Dechert Webinar Highlights Key Deal Points and Tactics in Negotiations between Hedge Fund Managers and Futures Commission Merchants Regarding Cleared Derivative Agreements

April 18, 2013
The Dodd-Frank Wall Street Reform and Consumer Protection Act (Dodd-Frank) eliminated bilateral trading for most over-the-counter (OTC) derivatives and will require most derivatives to be cleared through a clearinghouse, or central counterparty (CCP), which will hold collateral (i.e., margin) from both counterparties. The principal goal of central clearing is to reduce counterparty risk associated with swaps and other derivatives transactions.
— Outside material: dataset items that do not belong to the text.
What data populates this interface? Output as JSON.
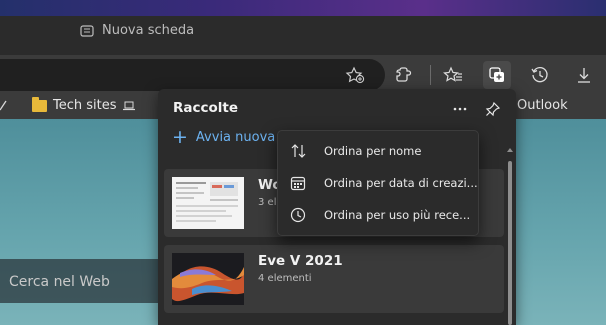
{
  "tab": {
    "title": "Nuova scheda",
    "icon": "new-tab-icon"
  },
  "toolbar": {
    "buttons": [
      {
        "name": "favorite-star-add-icon"
      },
      {
        "name": "extensions-icon"
      },
      {
        "name": "favorites-icon"
      },
      {
        "name": "collections-icon",
        "active": true
      },
      {
        "name": "history-icon"
      },
      {
        "name": "downloads-icon"
      }
    ]
  },
  "favorites_bar": {
    "items": [
      {
        "label": "Tech sites",
        "icon": "folder-icon"
      },
      {
        "label": "Outlook",
        "icon": "folder-icon"
      }
    ]
  },
  "search": {
    "placeholder": "Cerca nel Web"
  },
  "collections_panel": {
    "title": "Raccolte",
    "start_new_label": "Avvia nuova ra",
    "cards": [
      {
        "title": "Wo",
        "subtitle": "3 ele"
      },
      {
        "title": "Eve V 2021",
        "subtitle": "4 elementi"
      }
    ]
  },
  "sort_menu": {
    "items": [
      {
        "label": "Ordina per nome",
        "icon": "sort-arrows-icon"
      },
      {
        "label": "Ordina per data di creazi...",
        "icon": "calendar-icon"
      },
      {
        "label": "Ordina per uso più rece...",
        "icon": "clock-icon"
      }
    ]
  },
  "colors": {
    "accent": "#6cb2f0",
    "panel_bg": "#2b2b2b",
    "toolbar_bg": "#3b3b3b",
    "folder": "#e8b93a"
  }
}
Hedge funds that trade swaps, futures and options on futures will likely need to clear those derivative transactions through a registered “futures commission merchant” (FCM) which will, in turn, face the CCP as counterparty with respect to such transactions. As a result of these regulatory changes, hedge fund managers must understand cleared derivatives agreements entered into with FCMs and the key points to negotiate with respect to such agreements. A recent webinar hosted by Dechert LLP, entitled “From the Buy-Side: The ABC’s of Negotiating Cleared Derivatives Agreements,” provided an overview of the new rules governing margin held by FCMs on behalf of their customers and a roadmap for negotiating cleared derivative agreements with FCMs. The speaker was Matthew Kerfoot, a partner in Dechert’s New York office, whose practice includes advising investment funds, ETFs and other clients on commodities and derivatives matters. This article summarizes the key takeaways from the webinar.